Thereafter, I returned to my alma mater, University of Ife, as an assistant lecturer, to assist in new curriculum development, with the introduction of new and relevant courses in Clinical Pharmacy and Pharmacy Administration.
Kindly tell us about some of the most memorable events of your career and their impacts on your life.
The year 1976 is memorable and significant in my life for several reasons. I got married in February 1976. I obtained MSc. (Pharmacy) degree from the University of Wisconsin in July 1976, and was blessed with an adorable daughter (first child) in October 1976.

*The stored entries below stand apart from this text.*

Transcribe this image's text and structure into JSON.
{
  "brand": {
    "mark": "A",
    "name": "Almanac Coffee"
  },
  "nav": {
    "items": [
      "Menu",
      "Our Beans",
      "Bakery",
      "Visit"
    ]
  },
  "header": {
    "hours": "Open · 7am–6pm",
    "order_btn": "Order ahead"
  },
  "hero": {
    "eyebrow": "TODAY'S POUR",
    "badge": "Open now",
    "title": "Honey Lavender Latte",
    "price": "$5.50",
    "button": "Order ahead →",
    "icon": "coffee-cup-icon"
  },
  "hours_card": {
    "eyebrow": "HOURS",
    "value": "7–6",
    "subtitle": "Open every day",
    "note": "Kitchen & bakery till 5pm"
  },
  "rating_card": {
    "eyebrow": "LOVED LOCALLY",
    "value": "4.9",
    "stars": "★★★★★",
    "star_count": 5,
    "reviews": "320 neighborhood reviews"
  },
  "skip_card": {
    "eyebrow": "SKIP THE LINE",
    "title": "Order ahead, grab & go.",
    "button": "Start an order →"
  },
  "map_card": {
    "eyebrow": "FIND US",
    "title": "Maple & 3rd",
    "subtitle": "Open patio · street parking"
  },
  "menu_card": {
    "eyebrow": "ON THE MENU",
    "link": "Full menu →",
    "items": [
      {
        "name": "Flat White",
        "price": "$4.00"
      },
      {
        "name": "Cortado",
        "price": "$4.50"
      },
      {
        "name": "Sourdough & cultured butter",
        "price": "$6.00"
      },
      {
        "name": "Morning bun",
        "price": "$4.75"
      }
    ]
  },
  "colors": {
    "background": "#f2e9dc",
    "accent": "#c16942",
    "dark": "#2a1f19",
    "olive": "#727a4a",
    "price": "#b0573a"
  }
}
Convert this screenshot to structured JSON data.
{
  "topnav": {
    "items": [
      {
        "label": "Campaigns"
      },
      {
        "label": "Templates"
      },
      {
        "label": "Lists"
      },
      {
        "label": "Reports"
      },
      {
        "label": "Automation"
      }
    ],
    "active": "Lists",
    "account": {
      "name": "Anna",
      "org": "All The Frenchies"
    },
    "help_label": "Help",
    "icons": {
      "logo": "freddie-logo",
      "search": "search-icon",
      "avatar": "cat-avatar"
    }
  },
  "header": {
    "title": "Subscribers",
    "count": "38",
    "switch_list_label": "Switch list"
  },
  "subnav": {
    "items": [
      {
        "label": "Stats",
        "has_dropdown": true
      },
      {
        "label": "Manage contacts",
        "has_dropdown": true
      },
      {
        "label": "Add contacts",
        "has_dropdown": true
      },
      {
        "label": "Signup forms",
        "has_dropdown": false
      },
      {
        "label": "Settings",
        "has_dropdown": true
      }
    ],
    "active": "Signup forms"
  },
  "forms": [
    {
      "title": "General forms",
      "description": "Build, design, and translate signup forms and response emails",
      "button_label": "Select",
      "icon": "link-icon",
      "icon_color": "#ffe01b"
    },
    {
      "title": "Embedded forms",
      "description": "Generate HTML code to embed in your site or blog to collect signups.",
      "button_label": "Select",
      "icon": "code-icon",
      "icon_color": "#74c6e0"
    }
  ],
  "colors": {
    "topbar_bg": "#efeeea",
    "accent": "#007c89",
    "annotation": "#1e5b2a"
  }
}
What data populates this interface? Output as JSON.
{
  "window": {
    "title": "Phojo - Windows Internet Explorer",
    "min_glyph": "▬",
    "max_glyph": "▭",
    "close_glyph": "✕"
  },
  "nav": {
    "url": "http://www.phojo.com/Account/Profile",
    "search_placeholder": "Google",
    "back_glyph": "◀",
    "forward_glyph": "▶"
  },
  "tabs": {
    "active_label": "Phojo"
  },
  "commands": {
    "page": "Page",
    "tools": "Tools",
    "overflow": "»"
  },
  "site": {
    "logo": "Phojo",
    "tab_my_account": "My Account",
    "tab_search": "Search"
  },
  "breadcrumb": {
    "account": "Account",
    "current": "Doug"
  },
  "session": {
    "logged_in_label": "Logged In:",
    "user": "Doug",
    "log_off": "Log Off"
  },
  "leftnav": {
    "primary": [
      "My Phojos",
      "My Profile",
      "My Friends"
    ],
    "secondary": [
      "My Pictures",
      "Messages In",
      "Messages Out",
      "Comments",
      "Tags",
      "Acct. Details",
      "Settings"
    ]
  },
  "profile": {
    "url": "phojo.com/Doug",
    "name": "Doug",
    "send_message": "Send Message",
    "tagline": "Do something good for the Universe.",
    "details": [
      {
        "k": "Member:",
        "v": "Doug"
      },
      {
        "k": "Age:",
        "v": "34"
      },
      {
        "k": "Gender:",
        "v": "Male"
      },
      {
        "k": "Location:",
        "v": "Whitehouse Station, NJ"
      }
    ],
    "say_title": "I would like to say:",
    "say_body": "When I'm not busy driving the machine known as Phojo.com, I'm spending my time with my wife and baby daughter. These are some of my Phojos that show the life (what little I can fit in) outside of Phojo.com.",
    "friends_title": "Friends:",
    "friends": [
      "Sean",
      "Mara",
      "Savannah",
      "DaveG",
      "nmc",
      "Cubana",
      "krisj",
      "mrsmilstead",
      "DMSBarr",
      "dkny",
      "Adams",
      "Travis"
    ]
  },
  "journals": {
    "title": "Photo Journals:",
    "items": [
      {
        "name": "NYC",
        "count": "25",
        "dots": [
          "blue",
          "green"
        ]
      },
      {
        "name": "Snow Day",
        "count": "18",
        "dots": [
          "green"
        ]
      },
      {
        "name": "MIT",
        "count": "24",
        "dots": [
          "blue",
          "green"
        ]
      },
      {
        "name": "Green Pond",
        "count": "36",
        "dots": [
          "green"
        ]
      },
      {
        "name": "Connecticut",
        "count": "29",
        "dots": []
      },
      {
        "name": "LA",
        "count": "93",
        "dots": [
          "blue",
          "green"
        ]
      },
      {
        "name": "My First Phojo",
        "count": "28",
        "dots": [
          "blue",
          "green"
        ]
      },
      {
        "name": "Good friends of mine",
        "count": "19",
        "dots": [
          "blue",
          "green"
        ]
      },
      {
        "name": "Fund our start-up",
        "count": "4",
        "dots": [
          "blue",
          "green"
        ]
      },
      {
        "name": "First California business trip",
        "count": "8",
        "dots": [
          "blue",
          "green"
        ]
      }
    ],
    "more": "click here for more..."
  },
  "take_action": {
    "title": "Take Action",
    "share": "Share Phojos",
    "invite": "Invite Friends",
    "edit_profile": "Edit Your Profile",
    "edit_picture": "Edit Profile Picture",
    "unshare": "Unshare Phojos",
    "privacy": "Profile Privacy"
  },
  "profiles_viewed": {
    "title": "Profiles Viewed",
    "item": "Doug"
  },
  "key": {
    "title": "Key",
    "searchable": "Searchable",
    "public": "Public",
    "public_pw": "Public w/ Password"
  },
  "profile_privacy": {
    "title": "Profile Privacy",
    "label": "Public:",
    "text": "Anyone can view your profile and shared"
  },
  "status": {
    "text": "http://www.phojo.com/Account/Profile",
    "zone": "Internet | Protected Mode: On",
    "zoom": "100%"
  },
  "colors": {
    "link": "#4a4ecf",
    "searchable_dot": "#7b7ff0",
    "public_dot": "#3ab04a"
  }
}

Again, I was offered a teaching appointment at the University of Ife and joined the Pharmacy Department. I left the state to establish a new pharmacy programme in the University of Ibadan. Later, I travelled to the University of Strathclyde, Glasgow, Scotland, to study for my PhD degree in Pharmaceutical Technology.
Yes, I had mentors and inspirers, in the persons of the founder and CEO of Pharmanews (Sir Ifeanyi Atueyi), who shaped and encouraged me early in my formative years at UNIFE. I also acknowledge the impact of Dr Evans Chidomere, who obtained for me the Federal Government Postgraduate form, with which I got an award for postgraduate studies overseas, which greatly facilitated my further training.
As an educationist with several years of experience in tertiary education, how would you describe the current state of pharmacy education in Nigeria? What areas do you think require urgent intervention by stakeholders to improve the standards?
The trend in modern pharmacy education is more infusion and orientation in Clinical Pharmacy and Nigerian pharmacy schools are on the right track, with focus on Clinical Pharmacy. More emphasis should be placed on traditional medicine and local drug manufacture.
I recommend that our schools of pharmacy should lead in single line manufacture of chemicals and pharmaceuticals. NAFDAC should give approval to a few schools for essential drug production, in line with the simple technology of table water and pure water production. They can also render consultancy services for communities near such schools, which can be later become upgraded to national levels, as more confidence is gained with practice.
Tell us a little about your family. Did any of your children take after you to study Pharmacy or other health-related professions?
God blessed me with four brilliant and adorable children, who are the joy of my life. I tried to persuade them to follow me in the pharmacy profession, but they chose to study Medicine, Engineering, Education and Law respectively and each of them is doing quite well in their chosen professions.